Coinciding with the 2020 election, Kiwis will be asked to vote in a referendum on the Cannabis Legalisation and Control Bill. Although the referendum is non-binding, there are concerns around how the legalisation of recreational cannabis could affect workplace and pre-employment drug testing. Are the current drug testing standards prepared for the legalisation of the most common illicit drug in the country?
Under current legislation, employers have the right to undertake pre-employment and random workplace drug testing to maintain health and safety standards.
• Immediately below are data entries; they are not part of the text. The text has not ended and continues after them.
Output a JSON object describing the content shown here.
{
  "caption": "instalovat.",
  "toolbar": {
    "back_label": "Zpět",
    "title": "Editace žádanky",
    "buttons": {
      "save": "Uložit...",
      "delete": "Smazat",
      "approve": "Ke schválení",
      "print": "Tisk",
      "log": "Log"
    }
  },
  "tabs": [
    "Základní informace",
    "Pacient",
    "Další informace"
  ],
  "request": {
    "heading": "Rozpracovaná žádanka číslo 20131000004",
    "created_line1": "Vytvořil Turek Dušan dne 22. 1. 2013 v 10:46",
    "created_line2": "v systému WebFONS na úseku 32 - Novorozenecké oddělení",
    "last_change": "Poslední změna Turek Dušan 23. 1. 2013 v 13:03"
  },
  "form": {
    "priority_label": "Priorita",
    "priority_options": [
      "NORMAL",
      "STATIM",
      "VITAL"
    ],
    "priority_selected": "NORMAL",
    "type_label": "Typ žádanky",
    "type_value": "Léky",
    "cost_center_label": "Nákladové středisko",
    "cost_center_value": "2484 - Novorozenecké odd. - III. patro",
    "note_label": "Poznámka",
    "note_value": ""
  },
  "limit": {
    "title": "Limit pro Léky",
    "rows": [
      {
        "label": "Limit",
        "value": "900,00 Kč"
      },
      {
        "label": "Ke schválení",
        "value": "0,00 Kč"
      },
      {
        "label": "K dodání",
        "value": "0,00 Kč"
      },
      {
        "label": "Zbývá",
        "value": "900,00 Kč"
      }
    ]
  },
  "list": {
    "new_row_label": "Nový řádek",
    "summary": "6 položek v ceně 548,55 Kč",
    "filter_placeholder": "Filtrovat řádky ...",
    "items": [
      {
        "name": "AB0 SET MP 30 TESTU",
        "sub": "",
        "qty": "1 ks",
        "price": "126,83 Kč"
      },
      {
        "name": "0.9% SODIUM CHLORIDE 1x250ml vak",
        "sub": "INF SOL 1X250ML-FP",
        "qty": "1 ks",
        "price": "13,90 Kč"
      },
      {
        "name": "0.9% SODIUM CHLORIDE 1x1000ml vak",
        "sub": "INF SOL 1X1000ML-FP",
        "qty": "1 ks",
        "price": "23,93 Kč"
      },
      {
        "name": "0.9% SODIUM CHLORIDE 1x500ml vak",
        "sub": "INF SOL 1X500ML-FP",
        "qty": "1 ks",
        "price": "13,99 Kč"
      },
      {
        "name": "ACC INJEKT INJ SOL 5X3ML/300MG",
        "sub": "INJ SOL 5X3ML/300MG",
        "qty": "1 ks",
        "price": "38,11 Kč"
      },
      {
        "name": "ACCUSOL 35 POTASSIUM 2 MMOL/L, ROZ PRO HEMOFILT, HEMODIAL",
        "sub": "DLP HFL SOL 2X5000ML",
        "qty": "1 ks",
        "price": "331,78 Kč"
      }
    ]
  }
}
Urine testing is the most used method by employers in New Zealand, however, some specialists in the workers union and drug reform fields are highly critical of the method's effectiveness in judging impairment.
Blake Monkley, lead organiser of the Amalgamated Workers Union New Zealand, argues the commonly used urine testing method is not fit for purpose.
He says that although testing agencies claim urine tests can pick up cannabis in your system for up to 30 days prior, he has seen cases where workers spend up to 16 weeks waiting for cannabis to pass through their system.
"I've had cases where it's sat in people's systems for 16 weeks where they were getting monitored and measured through a urine testing system when they had failed. We were getting the results back regularly and the levels were definitely dropping but it took a lot longer than 28 days. That's what kind of pricked my ears up in terms of (the fact that) there really wasn't anything that was meeting the requirements of what we were doing."
Monkley claims the urine testing system is flawed because it is more likely to pick up occasional cannabis users than workers who are using harder drugs such as methamphetamine. Although the signs of hard drugs might not be present in a worker's bloodstream, he explains testing doesn't show the dangerous side effects of methamphetamine impairment such as fatigue, lack of eating, and the inability to sleep.
"The sad thing is that when you're dealing with methamphetamine it's likely that it comes out of your system in a more rapid time than anything else, as harder drugs do.
"I think the unfairness of cannabis is that it really doesn't fit the purpose of what they're trying to do with urine testing."
Monkley cited a 2012 court case as a legal verdict that highlights the downfalls of the urine drug testing method. In this case, two workers were found to have tested positive for the presence of cannabis and were placed into a workplace rehabilitation program. The employer was found to have broken the law by terminating the employment of both workers after they returned positive tests for cannabis in their second test of the rehabilitation program.
Judge Anthony Ford questioned the accuracy of urine testing as rulings showed employers were unable to identify whether a worker had consumed the drug on the day of the test or several days prior.